A New Approach To Offshore Methane Measurement

    Neptune Energy and Environmental Defense Fund launch pilot project to improve offshore methane emissions measurement.

    Neptune Energy’s Cygnus Alpha platform is located in the Southern North Sea, producing gas from the Cygnus field.

    Neptune Energy (Neptune) and Environmental Defense Fund (EDF) will collaborate to test a new approach for measuring oil and gas methane emissions from offshore oil and gas facilities. Drone, aircraft, and methane sensing technologies will be deployed on the Neptune-operated Cygnus platforms in the UK Southern North Sea, as part of a pilot project to provide a close-up view of operations typical of a North Sea offshore facility, such as gas separation, drying and compression technology, and flaring and venting.


    Neptune operates the Cygnus Alpha and Cygnus Bravo production facilities. Two drilling centers target ten wells. Cygnus Alpha consists of three bridge-linked platforms: a wellhead drilling center, a processing/utilities unit, and living quarters/central control room. Cygnus Bravo, an unstaffed satellite platform, is approximately 4.3 mi. (7 km) northwest of Cygnus Alpha. Gas is exported via a 34-mi. (55-km) pipeline. Cygnus connects via the Esmond Transmission System pipeline to the gas-treatment terminal at Bacton, Norfolk, UK.


    EDF will coordinate a team of international researchers that includes Scientific Aviation, a provider of airborne emissions sensing, and Texo DSI, a UK-based drone platform provider, to evaluate advanced methods for quantifying facility-level offshore methane emissions, identify key sources, and prioritize mitigation actions.


    Neptune is an independent global exploration and production company with operations across the North Sea, North Africa, and Asia Pacific. “Neptune Energy already has one of the lowest methane intensities in the sector, at 0.01%, compared with the industry average of 0.23%. But we want to go further and have set a target of net zero methane emissions by 2030,” said Pete Jones, vice president of operations, Europe, at Neptune. “This study will help us identify where we need to take further action and how we can apply new measurement techniques across our global operated portfolio.”


    Last October, the European Commission introduced a strategy that calls for oil and gas methane regulation in the European Union (EU) and gives consideration to a performance standard for gas used or sold in the EU. The EU is the world’s largest natural gas importer, with 85% of its consumption coming from beyond its own borders.


    A key research objective is to establish a reliable benchmark for assessing total oil and gas methane emissions in an offshore environment.
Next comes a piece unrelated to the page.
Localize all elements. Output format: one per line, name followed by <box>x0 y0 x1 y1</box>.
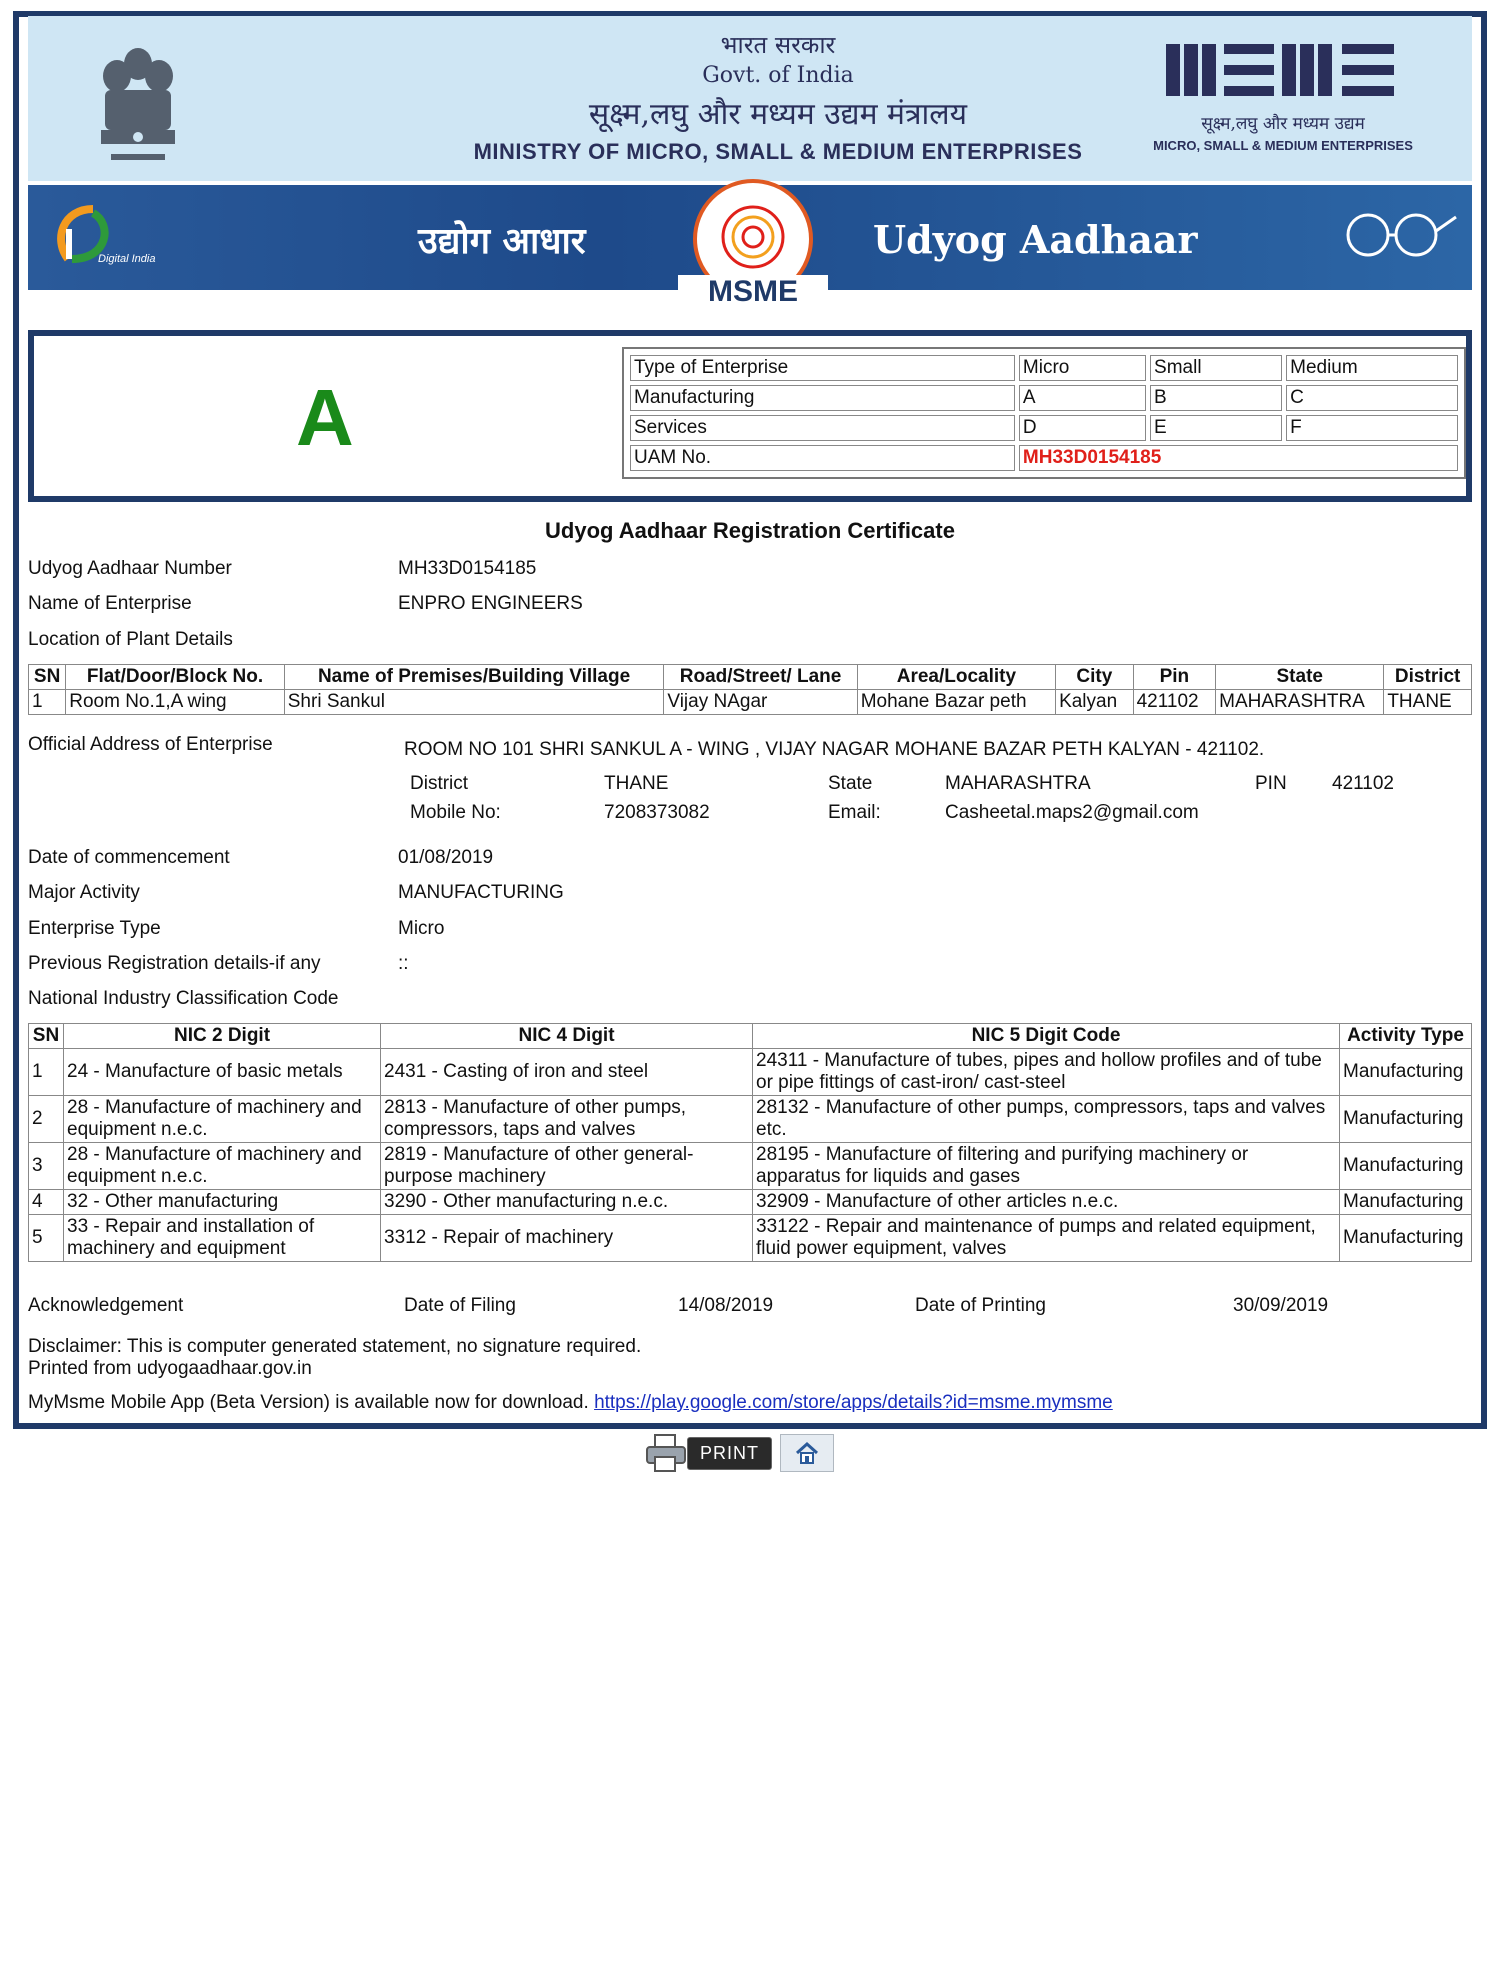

Studies show that official inventories can often underestimate overall emissions because reports are based on desktop calculations versus empirical data.


    Neptune is a member of the Oil and Gas Methane Partnership (OGMP) and is a signatory to OGMP’s new 2.0 framework, which aims to improve the reporting accuracy and transparency of methane emissions. Organized by the UN Environment Program, the European Commission, the Climate & Clean Air Coalition, and EDF, OGMP will create measures for participating companies to document and report their emissions performance to better inform customers and regulators. Currently, there are 65 global oil and gas companies participating in OGMP.


    The study is due to commence in July 2021, with initial results expected in October.


    “Data transparency is paramount,” said Mark Brownstein, EDF’s senior vice president for energy. “Oil and gas companies have made commitments to tackle emissions, but you can’t just assert strong environmental performance. You must show it. Having credible data is the first step and we recognize Neptune Energy for valuing emissions reporting that is based on rigorous science.”